– И как она оказалась на чердаке? Её же не было! Мы искали!

– Без понятия. Она ничего не объяснила, вообще ни слова не сказала, просто побежала вниз, а мы – за ней.

Катька энергично закивала, подтверждая сказанное.

– Я позвоню отцу… – женщина растерянно нащупала в кармане мобильник, – он же ещё не знает, что Ира нашлась!

Никита сделал страшные глаза, показывая на выход, и поднял брошенную на пол куртку, а Катька бочком-бочком двинулась за парнем. Ещё немного, и здесь будет полиция, а они толком не договорились, что рассказывать. Родители теперь точно убьют её за гулянки в компании фальшивого Томиного парня, а ещё и за то, что полезли в Иркин подъезд. Даже такая полуправда – преступление по маминым правилам.

Тома закончила с диспетчером и с сомнением переспросила Никиту:

– А нам не надо остаться здесь до приезда скорой?

Он качнул головой, а Катька пихнула подругу в бок и зашипела:

– Пошли отсюда! Надеюсь, мы успеем сочинить хоть какую-то версию для предков. Если они узнают…

– Узнают, – но Тома уже бежала вниз, перепрыгивая через ступени, – мы же теперь первые подозреваемые. Нашли её и привели домой. Допрашивать будут обязательно, Кать.

Все трое, не сговариваясь, обогнули забор детского сада и остановились на почтительном расстоянии от входа в подъезд.

– И что делать? – запыхавшаяся Катька с ужасом смотрела на часы. – Меня запалят.

– Не о том переживаешь, – Никита поморщился. – Короче, полиции скажем, что гуляли вместе и придумали сходить сюда, ясно? Про чердак – молчок. Надеюсь, это понятно, да и не поверят вам, только в дурку засунут.

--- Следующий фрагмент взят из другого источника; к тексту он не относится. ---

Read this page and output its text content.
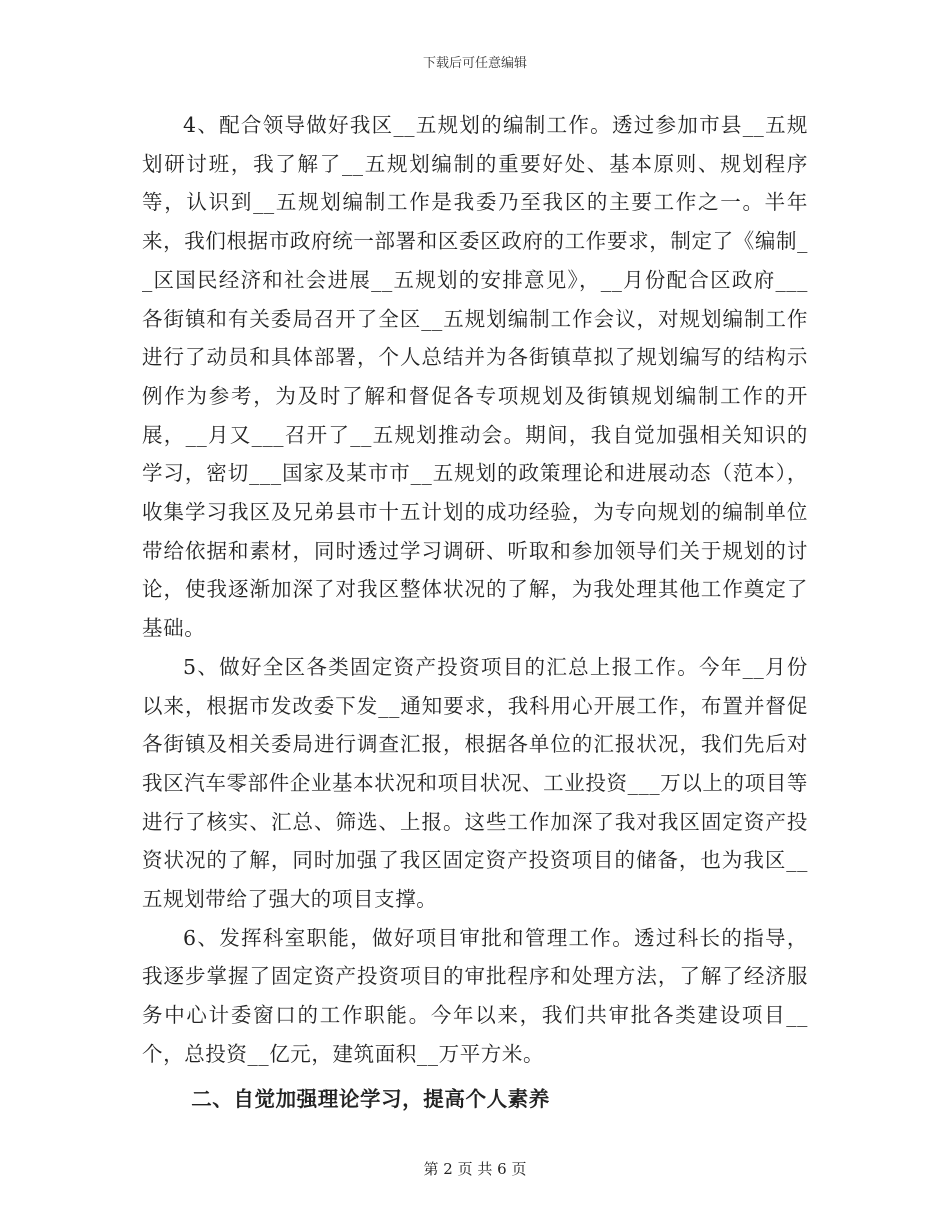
下载后可任意编辑

4、配合领导做好我区__五规划的编制工作。透过参加市县__五规划研讨班，我了解了__五规划编制的重要好处、基本原则、规划程序等，认识到__五规划编制工作是我委乃至我区的主要工作之一。半年来，我们根据市政府统一部署和区委区政府的工作要求，制定了《编制__区国民经济和社会进展__五规划的安排意见》，__月份配合区政府___各街镇和有关委局召开了全区__五规划编制工作会议，对规划编制工作进行了动员和具体部署，个人总结并为各街镇草拟了规划编写的结构示例作为参考，为及时了解和督促各专项规划及街镇规划编制工作的开展，__月又___召开了__五规划推动会。期间，我自觉加强相关知识的学习，密切___国家及某市市__五规划的政策理论和进展动态（范本），收集学习我区及兄弟县市十五计划的成功经验，为专向规划的编制单位带给依据和素材，同时透过学习调研、听取和参加领导们关于规划的讨论，使我逐渐加深了对我区整体状况的了解，为我处理其他工作奠定了基础。

5、做好全区各类固定资产投资项目的汇总上报工作。今年__月份以来，根据市发改委下发__通知要求，我科用心开展工作，布置并督促各街镇及相关委局进行调查汇报，根据各单位的汇报状况，我们先后对我区汽车零部件企业基本状况和项目状况、工业投资___万以上的项目等进行了核实、汇总、筛选、上报。这些工作加深了我对我区固定资产投资状况的了解，同时加强了我区固定资产投资项目的储备，也为我区__五规划带给了强大的项目支撑。

6、发挥科室职能，做好项目审批和管理工作。透过科长的指导，我逐步掌握了固定资产投资项目的审批程序和处理方法，了解了经济服务中心计委窗口的工作职能。今年以来，我们共审批各类建设项目__个，总投资__亿元，建筑面积__万平方米。

二、自觉加强理论学习，提高个人素养

第 2 页 共 6 页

– Это не тебе чуть что запрещают выходить из дома, – взвилась Катька, – мои не должны узнать вообще ничего! Меня скоро увезут на дачу, но предки всё равно что-нибудь пронюхают… Меня вызовут на допрос, да?

– Ира вспомнит… ну… про чердак? – Тома потянула Никиту за рукав, не обращая внимания на щебетание Катьки, как будто позабывшей про муки совести.

– Пока трудно сказать. Удача уже то, что она вернулась в человеческом облике.

– А в каком ещё могла? – пискнула Тома, неохотно представив то существо в меловом круге.

– Тебе лучше не знать, – грубовато прервал Никита, – так что держимся нашей версии и точка.

Тома вышла из себя. Серьёзно так, с битьём кулаками по крепкой мужской груди и размазыванием соплей и слёз. Кажется, она кричала что-то оскорбительное на всю улицу, и ему и Катьке досталось, но лицо Никиты моментально исчезло из поля зрения – он впечатал девушку в себя и перехватил согнутые руки, так что ей оставалось только брыкаться и вплотную дышать его головокружительным запахом. И пускать слюни на футболку – потом стыдно было за большущее красноречивое пятно, хорошо хоть, что помадой не пользуется.

Никита с вопиющим хладнокровием дождался финальных всхлипов чужой истерики и только потом спросил, нахально придерживая за шею и затылок и не позволяя ей оторвать помятую физиономию от пресловутой футболки:

– Успокоилась?

Она промычала что-то в знак протеста и стукнула кулаком в район предплечья, но вышло смешно и по-детски.

– Я тебе отпускаю, кивни, если обещаешь не драться.

И Тома покорно кивнула – торчать в таком положении было ещё унизительнее. Никита разжал объятия, но зорко следил за каждым её движением, будто намеревался ловить беглянку, если та надумает удрать восвояси. Беглянка же приклеилась подошвами к земле и что-то поискала в его глазах. Не нашла. И опустила веки, уставилась на запылённую бетонную пирамидку детсадовского забора.

– Вижу, успокоилась, – он вёл себя так чертовски спокойно, словно каждый день купировал девичьи истерики, и от этого Томе стало ещё хуже, но злость прошла.